- As eleições parlamentares do Nepal estão marcadas para cinco de março de dois mil e vinte e seis, e o Khumbu abriga vilarejos Sherpa, Sagarmatha e trilhas de trekking icônicas.
- Campanhas ocorrem principalmente em Katmandu; migração sazonal e o inverno rigoroso deixaram Namche Bazaar, Lukla e Pangboche silenciosos.
- Clima em deterioração traz recuo de geleiras e avalanches; o debate eleitoral concentra-se em infraestrutura (estradas, energia e água) em vez de resiliência climática.
- Solukhumbu tem apenas uma cadeira parlamentar; segundo o censo de dois mil e vinte e um, a população total é cento e quatro mil oitocentos e cinquenta e um, Khumbu tem oito mil setecentos e vinte moradores, sendo cinco mil cento e quarenta Sherpa, e há seis mil cento e trinta e três eleitores registrados.
- O turismo rende receita com Everest, mas royalties não é reinvestido suficiente em adaptação climática; há propostas de redistribuição de royalties entre centro, província e governo local, além de preocupações com helicópteros e impactos ambientais.
O Khumbu, região de Sagarmatha (Evereste) no Nepal, vive na contramão da agitação eleitoral do país. Enquanto o interior recebe com fervor a campanha para as eleições de 5 de março de 2026, as vilas de Namche Bazaar, Lukla e Pangboche ficam em silêncio, com o inverno rigoroso e a migração sazonal afastando moradores e visitantes.
Especialistas locais afirmam que os eleitores permanecem majoritariamente ausentes durante o período de campanha, com visitas de candidatos concentradas na capital, Kathmandu. O temor é que a desolação de Khumbu reduza a participação nas urnas da região de Solukhumbu, que abriga apenas uma das 275 cadeiras da Câmara.
Mudanças significativas no tema: clima e cotidiano
O efeito das mudanças climáticas já é perceptível para quem permanece na região. Suspeita de instabilidade de neve e padrões de precipitação atípicos elevam os riscos de desastres e afetam a gestão de recursos hídricos. A discussão pública, porém, continua centrada em infraestrutura básica como estradas, energia e água potável, não na resiliência climática.
Pesquisadores apontam que o aquecimento nas altas altitudes é mais intenso, com recuos de geleiras e alterações nas chuvas sazonais. A necessidade de planejamento de desastres e adaptação local é citada por autoridades municipais, ainda que o suporte central seja visto como limitado.
Demografia e representação
Apesar da extensão geográfica, Solukhumbu tem apenas uma cadeira parlamentar. Kathmandu, por sua vez, concentra 10 assentos, apesar de representar menos da metade da área do país e cerca de 10% da população total. Esse desequilíbrio ajuda a explicar a distância entre as demandas locais e as prioridades dos candidatos.

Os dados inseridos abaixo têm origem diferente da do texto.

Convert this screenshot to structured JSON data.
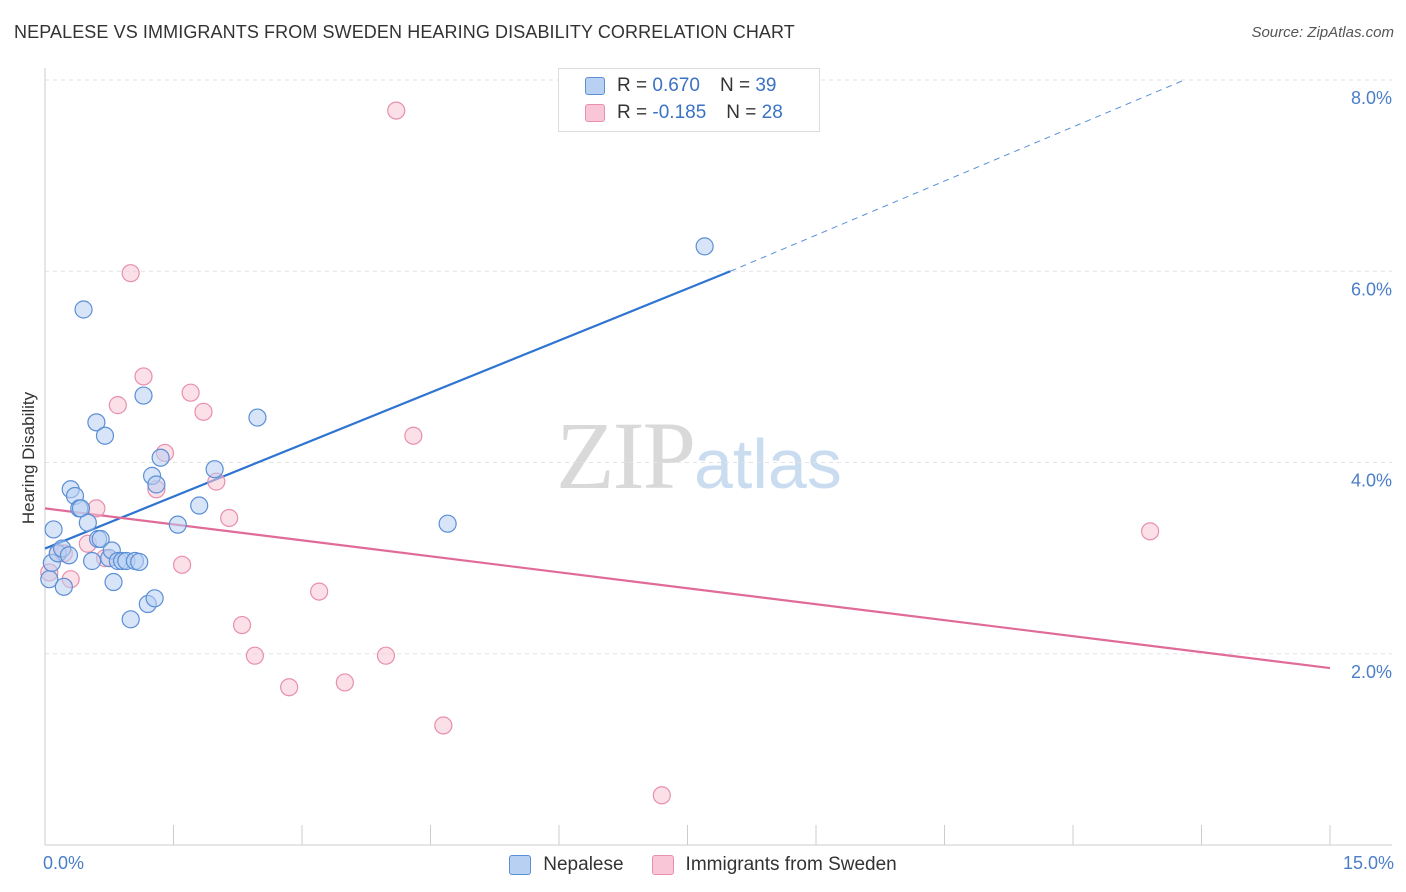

Moradores indicam que grande parte da população local migra para Kathmandu ou trabalha no exterior, reduzindo a base de eleitores residentes. Comerciantes e líderes comunitários destacam que eleições costumam priorizar obras de infraestrutura em vez de estratégias de adaptação climática.
Agenda eleitoral atual
Na prática, o foco da campanha em Khumbu recai sobre estradas, fornecimento de energia e água potável. Estradas de boa circulação conectam Lukla à rede rodoviária nacional, mas divergem entre apoiar ou frear grande expansão para preservar o turismo. A eletricidade é majoritariamente gerada por micro-hidrelétricas, com planos de integração à rede nacional ainda em avaliação.
O turismo sustenta a economia local, com royalties de montanhismo e impostos regionais. Ainda assim, líderes locais afirmam que o uso desses recursos para adaptação climática, infraestrutura e gestão ambiental é insuficiente, e defendem maior programação nacional direcionada à região.
Propostas e perspectivas regionais
Candidatos locais defendem investimentos em saúde, educação e mobilidade, além de melhorias de infraestrutura para facilitar o acesso aos vilarejos de altitude. Entre propostas, destaca-se a redistribuição de royalties de montanhismo para favorecer infraestrutura regional e ações ambientais.
Participantes do pleito ressaltam a necessidade de abordagens de clima e turismo que respeitem a realidade local, com maior envolvimento das comunidades. A discussão pública sobre turismo sustentável em Khumbu, segundo críticos, ainda circula principalmente em tom retórico.